Organisatorische Ambidextrie
„Exploration is associated with organic structures, path-breaking, and emerging markets and technologies, while exploitation is associated with mechanistic structures, path dependence, and stable markets and technologies.“
Zakrzewska-Bielawska, 2016, p. 599
Organizational ambidexterity is a way for organizations to accommodate the tensions arising from simultaneous exploration and exploitation.
Heracleous et al., 2017, S .327

Warum ist Ambidextrie so wichtig?

Das Scheitern, oder sogar das Verweigern von Veränderungen wie digitale Transformationen, entsteht häufig durch das augenscheinliche Paradoxon, dass Unternehmen auf der einen Seite (noch) erfolgreiche und funktionierende Geschäftsmodelle, Produkte oder sonstige Werte weiterentwickeln oder ausschöpfen müssen und wollen (Exploitation), auf der anderen Seite aber auch Innovationen gesucht und implementiert werden müssen (Exploration). Tradition und Innovation benötigen unterschiedliche Strukturen und Prozesse, die Fähigkeit die daraus resultierenden Spannungen zu lösen bezeichnet man als Ambidextrie. Ambidextrie lässt sich mit beidhängig übersetzen (ambo, lateinisch für ‚beide‘; dexter, lateinisch für ‚rechte Hand‘).

Entsprechend der Definition von Zakrzewska-Bielawska, ist für Unternehmen, die in einem unruhigen Marktumfeld operieren, die Entwicklung hin zu einem organischen System noch wichtiger, als für Unternehmen innerhalb eines ruhigen und stabilen Marktumfeldes. Aber genau hier liegt das Problem: Die Frage nach dem Unternehmensdesign und der Unternehmenskultur hängt folglich eng mit der Frage nach der Unternehmensstrategie zusammen. Strategien, die also, wie es bei digitalen Transformationen charakteristisch ist, eine vom bisherigen Geschäft abweichenden, disruptiven Charakter haben, benötigt dezentrale Strukturen, in denen Wissen und Kreativität gefördert uns ausgetauscht werden können, und die somit ein Durchbrechen bestehender Denkmuster ermöglichen. Die Notwendigkeit für Unternehmen ihre Strukturen an sich ändernde Umweltbedingungen und somit an sich ändernden Strategien anzupassen, beschreibt Chandler (1962) mit seinem Postulat “structure follows strategy”. Er sagt, dass wenn Struktur nicht der Strategie folgt, daraus Ineffizienzen resultieren („unless structure follows strategy, inefficiency results”; Chandler, 1962, p.314).
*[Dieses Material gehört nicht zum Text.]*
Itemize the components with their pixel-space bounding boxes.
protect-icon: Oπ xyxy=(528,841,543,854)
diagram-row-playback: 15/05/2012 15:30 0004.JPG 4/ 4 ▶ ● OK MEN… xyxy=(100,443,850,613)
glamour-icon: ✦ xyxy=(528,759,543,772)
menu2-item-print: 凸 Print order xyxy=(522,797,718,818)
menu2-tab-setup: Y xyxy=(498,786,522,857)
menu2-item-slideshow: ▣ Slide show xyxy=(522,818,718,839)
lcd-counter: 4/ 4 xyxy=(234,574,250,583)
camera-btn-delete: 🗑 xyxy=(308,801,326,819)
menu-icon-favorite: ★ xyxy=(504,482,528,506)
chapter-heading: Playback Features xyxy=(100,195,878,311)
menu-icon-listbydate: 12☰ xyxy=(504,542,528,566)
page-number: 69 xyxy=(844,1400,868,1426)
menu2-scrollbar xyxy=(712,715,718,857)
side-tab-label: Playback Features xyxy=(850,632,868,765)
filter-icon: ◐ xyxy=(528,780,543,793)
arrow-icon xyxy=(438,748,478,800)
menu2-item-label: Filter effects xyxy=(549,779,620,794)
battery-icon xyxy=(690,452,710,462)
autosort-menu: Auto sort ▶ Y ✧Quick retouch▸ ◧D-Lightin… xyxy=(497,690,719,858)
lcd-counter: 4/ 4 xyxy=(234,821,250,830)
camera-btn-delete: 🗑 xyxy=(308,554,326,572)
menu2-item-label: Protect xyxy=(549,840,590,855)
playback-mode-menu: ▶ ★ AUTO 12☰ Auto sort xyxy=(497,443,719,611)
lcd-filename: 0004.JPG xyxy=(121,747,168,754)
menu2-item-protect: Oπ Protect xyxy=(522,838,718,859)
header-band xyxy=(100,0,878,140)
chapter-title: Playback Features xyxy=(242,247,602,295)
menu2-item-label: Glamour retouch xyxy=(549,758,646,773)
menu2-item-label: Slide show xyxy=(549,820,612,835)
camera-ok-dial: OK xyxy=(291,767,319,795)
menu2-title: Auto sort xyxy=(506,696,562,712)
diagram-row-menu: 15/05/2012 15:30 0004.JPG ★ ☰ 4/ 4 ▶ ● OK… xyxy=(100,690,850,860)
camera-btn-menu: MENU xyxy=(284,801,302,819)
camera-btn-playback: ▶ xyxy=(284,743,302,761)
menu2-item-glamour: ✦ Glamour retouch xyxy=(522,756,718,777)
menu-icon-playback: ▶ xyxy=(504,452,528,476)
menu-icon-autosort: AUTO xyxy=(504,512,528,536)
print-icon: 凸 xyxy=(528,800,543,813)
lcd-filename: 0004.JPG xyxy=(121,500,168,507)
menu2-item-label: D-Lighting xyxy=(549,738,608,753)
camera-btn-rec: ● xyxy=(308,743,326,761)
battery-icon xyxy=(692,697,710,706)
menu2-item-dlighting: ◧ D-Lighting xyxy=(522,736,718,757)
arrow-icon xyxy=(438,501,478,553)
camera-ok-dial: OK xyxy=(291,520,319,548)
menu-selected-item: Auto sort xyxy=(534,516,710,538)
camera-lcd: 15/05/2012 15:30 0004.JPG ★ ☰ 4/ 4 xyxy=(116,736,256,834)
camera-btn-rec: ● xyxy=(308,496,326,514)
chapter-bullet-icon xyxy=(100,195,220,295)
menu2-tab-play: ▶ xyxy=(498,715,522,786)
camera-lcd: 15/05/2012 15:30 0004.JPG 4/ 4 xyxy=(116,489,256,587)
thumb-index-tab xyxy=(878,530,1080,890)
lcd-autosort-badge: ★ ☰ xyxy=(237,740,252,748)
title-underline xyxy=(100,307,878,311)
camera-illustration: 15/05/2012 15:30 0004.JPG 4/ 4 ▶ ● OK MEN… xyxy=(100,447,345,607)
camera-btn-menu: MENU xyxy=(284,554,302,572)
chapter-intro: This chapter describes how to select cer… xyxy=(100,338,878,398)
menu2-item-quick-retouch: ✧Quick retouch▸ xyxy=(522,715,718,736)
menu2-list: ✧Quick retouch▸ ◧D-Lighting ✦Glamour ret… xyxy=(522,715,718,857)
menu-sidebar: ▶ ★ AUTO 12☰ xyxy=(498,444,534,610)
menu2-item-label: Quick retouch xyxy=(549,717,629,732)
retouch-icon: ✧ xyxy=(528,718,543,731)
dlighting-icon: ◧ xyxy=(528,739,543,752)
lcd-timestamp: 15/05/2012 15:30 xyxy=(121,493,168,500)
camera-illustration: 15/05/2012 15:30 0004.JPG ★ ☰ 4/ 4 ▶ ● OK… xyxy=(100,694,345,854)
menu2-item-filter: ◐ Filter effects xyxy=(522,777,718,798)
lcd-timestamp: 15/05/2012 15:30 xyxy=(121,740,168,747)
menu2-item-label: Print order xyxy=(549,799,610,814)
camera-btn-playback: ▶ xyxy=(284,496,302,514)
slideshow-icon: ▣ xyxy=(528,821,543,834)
Wenn man also Prozesse als Mittel betrachtet, und sich im Rahmen der digitalen Transformation die Ziele deutlich von den bisherigen traditionellen“ strategischen Zielsetzungen und Zielerreichungsprozessen unterscheiden, benötigt man nun andere Mittel und Prozesse um diese neuen Ziele zu erreichen. Das Problem ist aber, dass viele Veränderungen wie die digitale Transformation länger dauernde Prozesse sind, und somit eine Spannung zwischen dem Streben nach neuen Kompetenzen (Exploration), und dem Nutzen und der Weiterentwicklung bestehender Kompetenzen (Exploitation) entsteht. Die Fähigkeit des Lösens dieser Spannung, die durch die gegensätzlichen Strategien und entsprechender Anforderungen entstehen, nämlich einerseits Stabilität zu gewährleisten und andererseits Flexibilität zu erzeugen, nennt man Ambidextrie. Organisatorische Ambidextrie stellt eine Möglichkeit für Organisationen dar, die Spannungen, die sich aus der gleichzeitigen Exploration und Exploitation ergeben, zu lösen (Heracleous et al.).

Strukturelle Ambidextrie

Grundsätzlich gibt es zwei Möglichkeiten die beschriebene Spannung zu lösen, nämlich mit Hilfe der strukturellen und der kontextuellen Ambidextrie: Bei der strukturellen Ambidextrie werden durch eine strukturelle Aufteilung von Exploration und Exploitation in zwei unabhängige Geschäftsbereiche überführt. Besonders die Strukturen der Exploration sind informell, risikotolerant, dezentralisiert und mit mehr Freiheitsgraden ausgestattet. Klassische Beispiele für eine strukturelle Ambidextrie sind Forschungs- und Entwicklungseinheiten (F&E), die von all den übrigen Organisationseinheiten weitestgehend isoliert operieren.
Das Problem bei der strukturellen Ambidextrie ist allerdings, dass unterschiedliche Strukturen bei Exploitation und Exploration zu Spannungen zwischen beiden Geschäftseinheiten führen können. Vor allem, wenn die exploitative Geschäftseinheit dadurch verstärkt den Eindruck bekommt bei der Zukunftsgestaltung der Organisation ausgegrenzt zu werden. Hinzu kommt die Schwierigkeit die in der ausgelagerten Organisationseinheit entwickelten Ideen und Konzepte in das Gesamtunternehmen einzubinden.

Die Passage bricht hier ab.